Dusty bricks surround what used to be the empty ground of the house on stilts. The half-finished, bare, concrete-floored home of my Indonesian friend used to look like a bombed out building to me. Like half a house. But not because of what had been blown away. No—because of what was never there to start with.
I haven’t seen my friend much since the battles raged stronger in her own life. I met her back when she was a single, divorced, Arabic-praying mom of a little girl, living with her parents and other siblings. They lived a half-family together in poverty, missing a daddy for my friend’s little girl, missing real faith in a God who wanted more for them. In that half-house, they’d serve me flat Coke and store-bought cookies for my visits, all the little kids looking up at me with round eyes while I sipped.
A lot of things changed in a couple of years for her and her family. My friend got a job, found friends who cared for her, changed her beliefs to the ones that gave her hope, the ones that told her God loved her in all the messiness, the ones that made her nominally religious dad forbid her from her new life.
Then sadly, she got pregnant, no husband, another mouth to feed, another reason for her dad to hate her.
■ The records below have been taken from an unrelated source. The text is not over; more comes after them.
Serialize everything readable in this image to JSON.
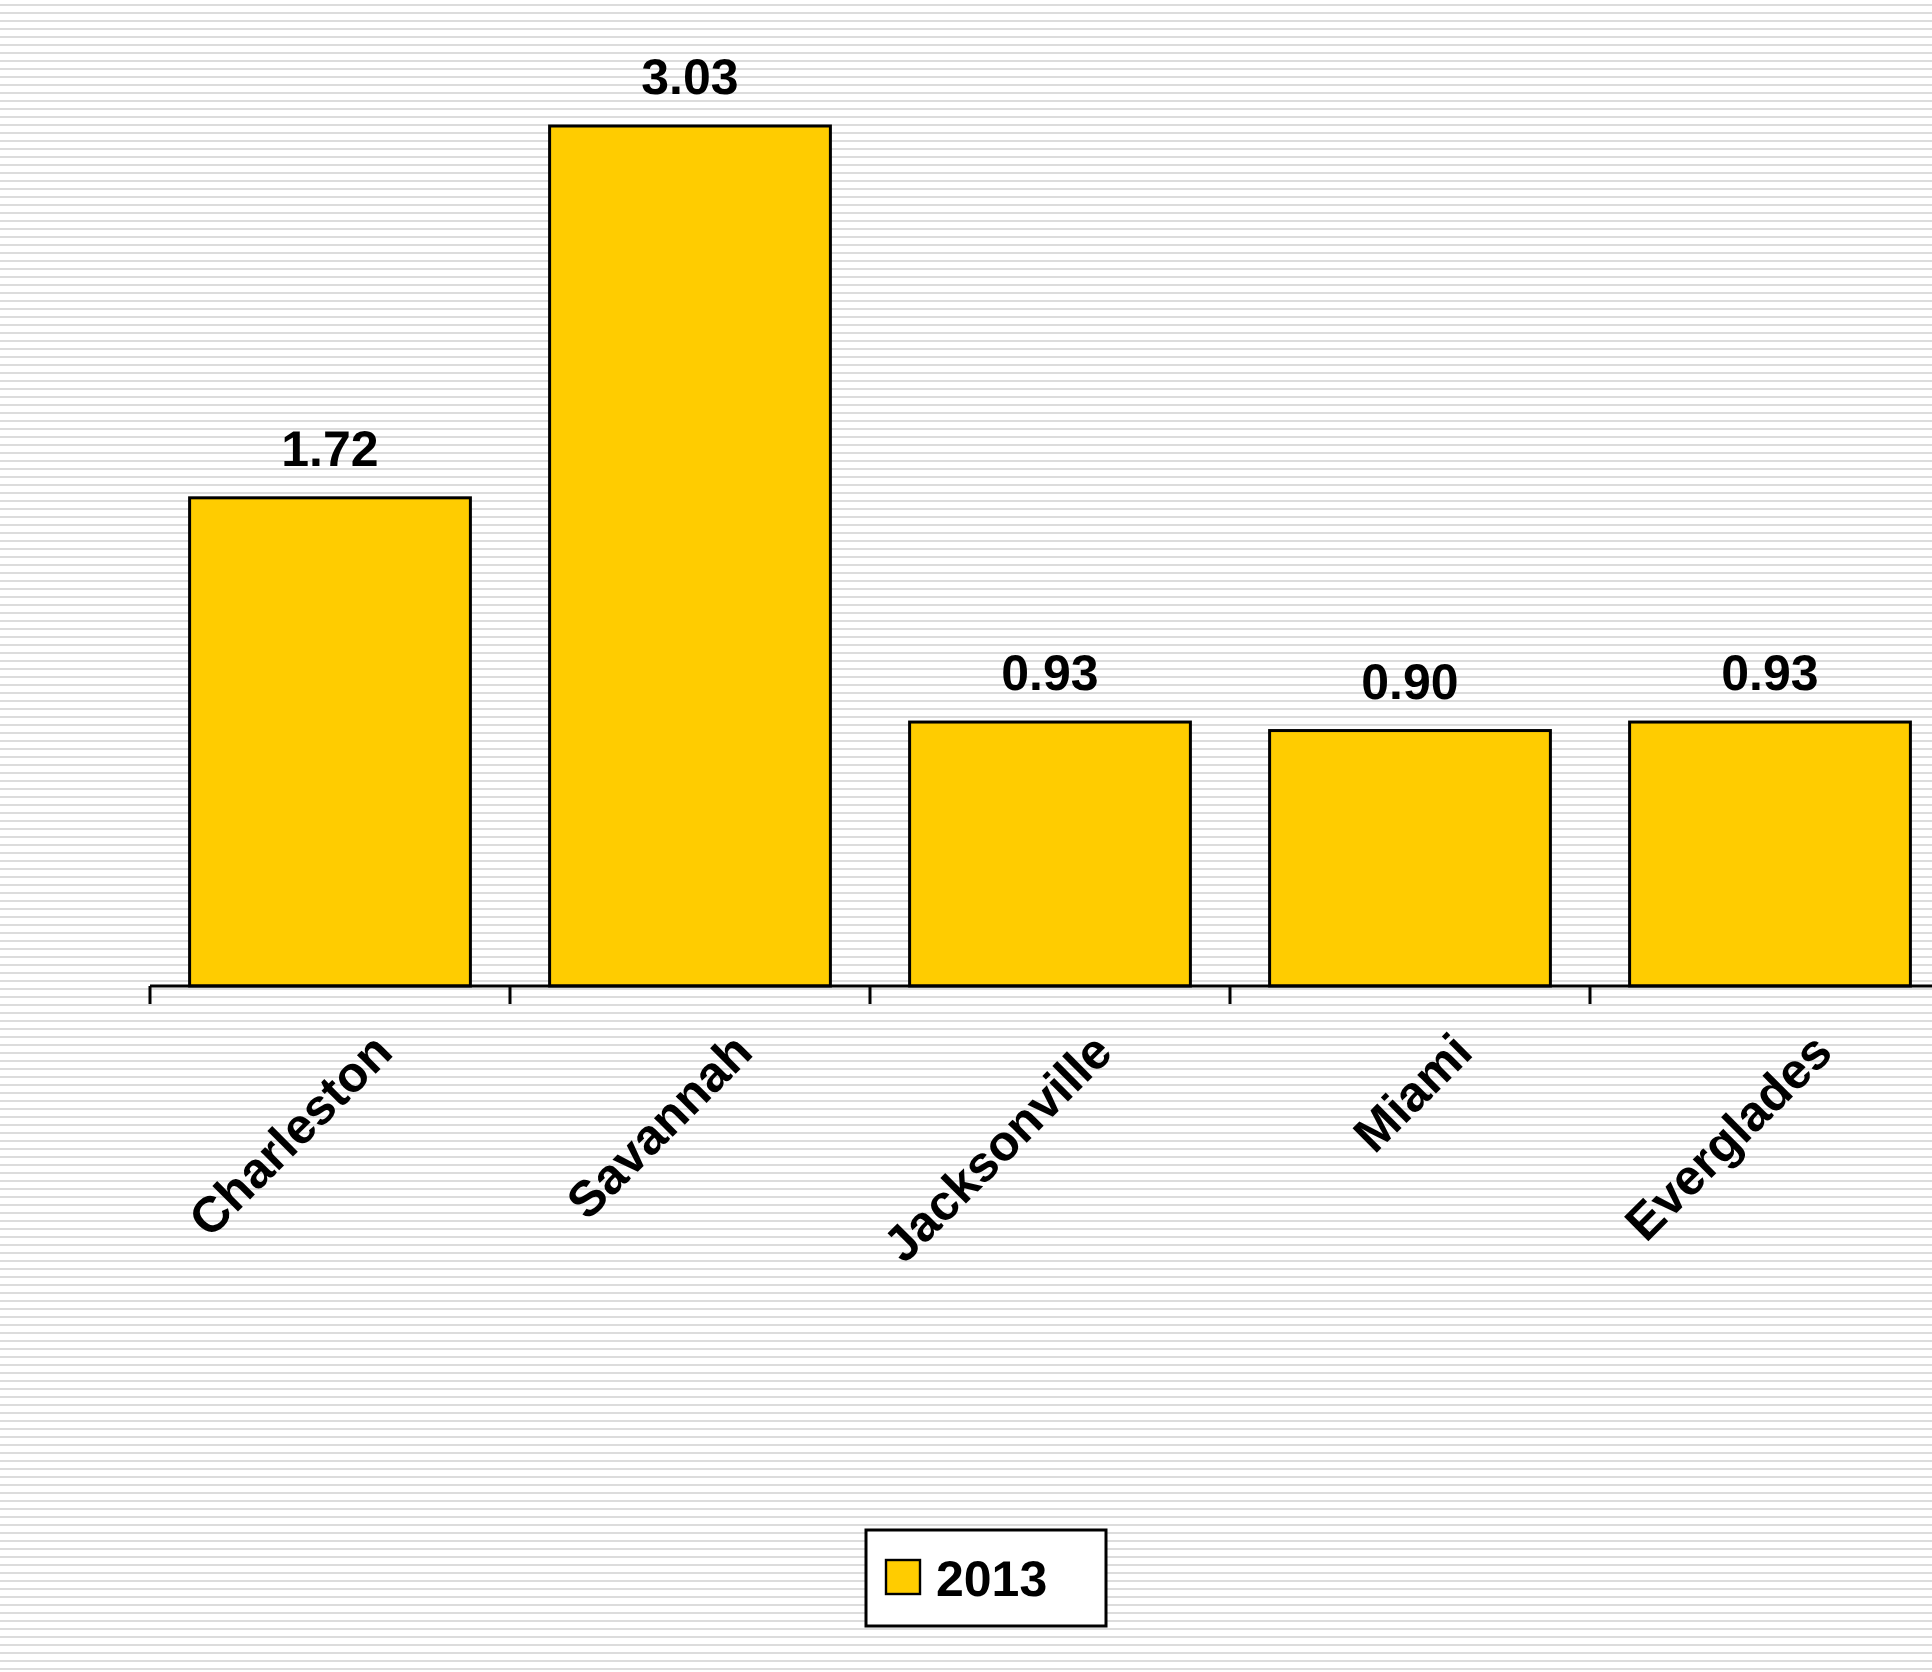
{
  "chart_data": {
    "type": "bar",
    "categories": [
      "Charleston",
      "Savannah",
      "Jacksonville",
      "Miami",
      "Everglades"
    ],
    "series": [
      {
        "name": "2013",
        "color": "#ffcc00",
        "values": [
          1.72,
          3.03,
          0.93,
          0.9,
          0.93
        ],
        "value_labels": [
          "1.72",
          "3.03",
          "0.93",
          "0.90",
          "0.93"
        ]
      }
    ],
    "legend": "bottom",
    "grid": false
  }
}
And she ran away to another city, then back home where her parents grudgingly let her live. Then her dad got sick, couldn’t work. And she went from fallen, infidel daughter to bread winner cook at a faraway jungle logging camp, her income feeding seven mouths in that half-house.
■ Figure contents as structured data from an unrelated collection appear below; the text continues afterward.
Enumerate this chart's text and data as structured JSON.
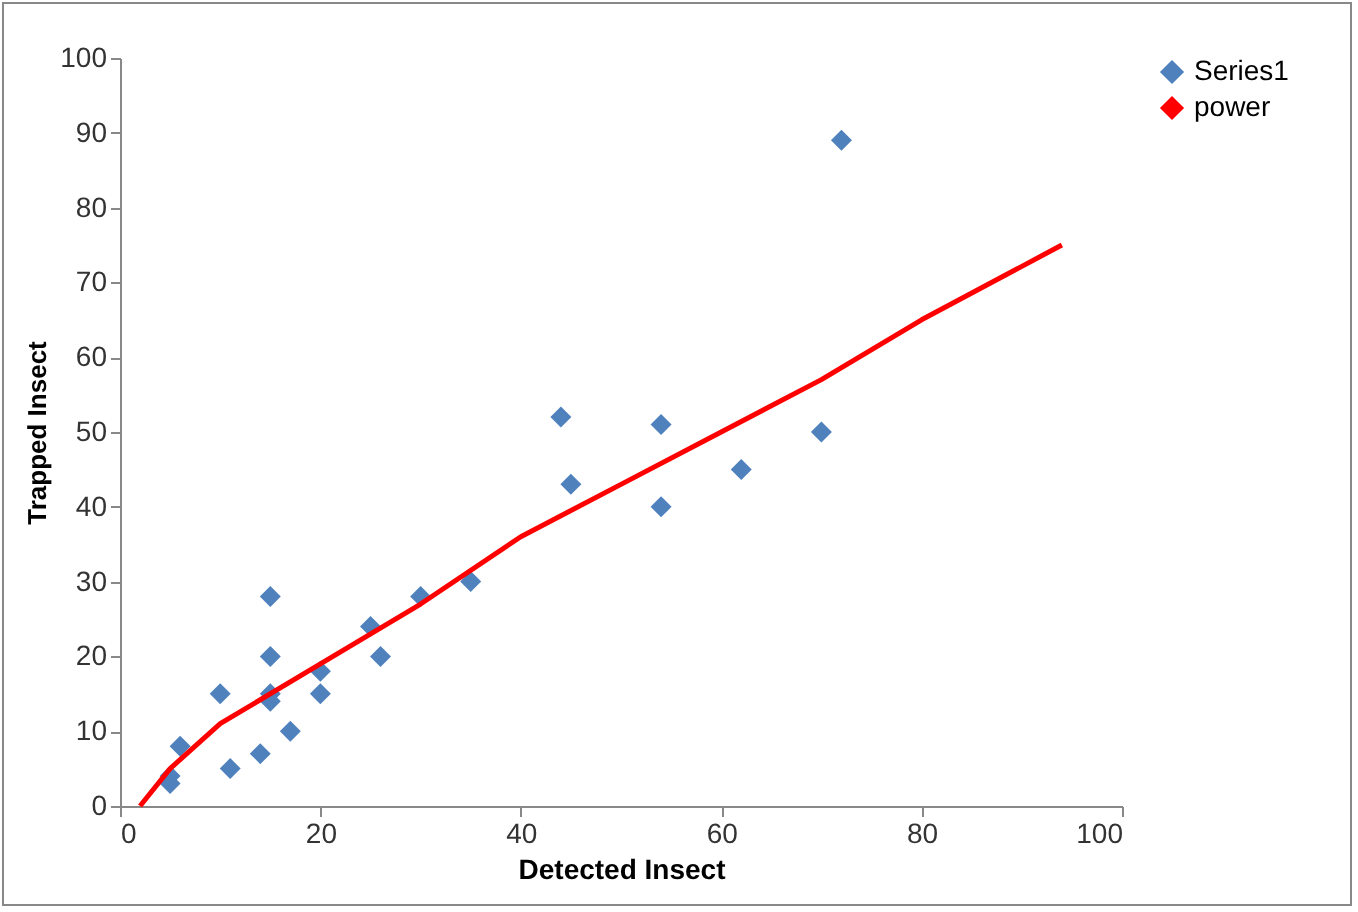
{
  "chart_data": {
    "type": "scatter",
    "xlabel": "Detected Insect",
    "ylabel": "Trapped Insect",
    "xlim": [
      0,
      100
    ],
    "xticks": [
      0,
      20,
      40,
      60,
      80,
      100
    ],
    "ylim": [
      0,
      100
    ],
    "yticks": [
      0,
      10,
      20,
      30,
      40,
      50,
      60,
      70,
      80,
      90,
      100
    ],
    "grid": false,
    "legend": "right",
    "marker": "diamond",
    "series": [
      {
        "name": "Series1",
        "color": "#4f81bd",
        "x": [
          5,
          5,
          6,
          10,
          11,
          14,
          15,
          15,
          15,
          15,
          17,
          20,
          20,
          25,
          26,
          30,
          35,
          44,
          45,
          54,
          54,
          62,
          70,
          72
        ],
        "values": [
          3,
          4,
          8,
          15,
          5,
          7,
          28,
          20,
          15,
          14,
          10,
          18,
          15,
          24,
          20,
          28,
          30,
          52,
          43,
          51,
          40,
          45,
          50,
          89
        ]
      },
      {
        "name": "power",
        "type": "line",
        "color": "#ff0000",
        "line_style": "solid",
        "marker": "none",
        "x": [
          2,
          5,
          10,
          20,
          30,
          40,
          50,
          60,
          70,
          80,
          94
        ],
        "values": [
          0,
          5,
          11,
          19,
          27,
          36,
          43,
          50,
          57,
          65,
          75
        ]
      }
    ]
  }
}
And not much had really changed. More poverty. More missing fathers. More empty Arabic words uttered only on holy days.
But today, more has changed than just the bricks. I try to get my bearings in this new downstairs that used to be a dirt yard. The son that was born with no father calls his grandmother “Mama.” My friend brings flat Coke in small glasses for my kids and me. The picture of my friend’s father sits prominently in the nearly empty new room—sunglasses covering his eyes.
He’s gone. A month ago, he died from his long-time battle with diabetes.
I sip the flat Coke and listen to his widow surprise with me with all the other changes. Stories of how her husband worked hard at the end of his life to finish building the house for his family. Stories of how he allowed the pastor and others from nearby churches to visit him in his dying days, pray with him, care for the family, give him hope he’d never had. His face shone, peaceful, like he was a young man again on the day he died. Or so his widow said.
This was the man who made his grown daughter choose between new faith and family, who shouted hate in her face, who welcomed her back so she could wake up before dawn and fall asleep after midnight, cooking and cleaning for lumber workers to feed her whole family, while her mother raised her children.
Did he choose hope's change in the end? In all their lives, in all that non-change through the years, in all that was missing in their half-house—did he finally find something whole?
I don’t know.
“All religions are the same, have the same goal,” the widow, who wears a head covering, tells me, and I nod at its empty half-truth.
But I’m done with the half-living, with the watching people try hard in religion, with the false efforts of people who look like they’ve been in a battle when really, they are just missing the rest of the picture.
And so I bow my head down at the concrete floor and pray…for more change.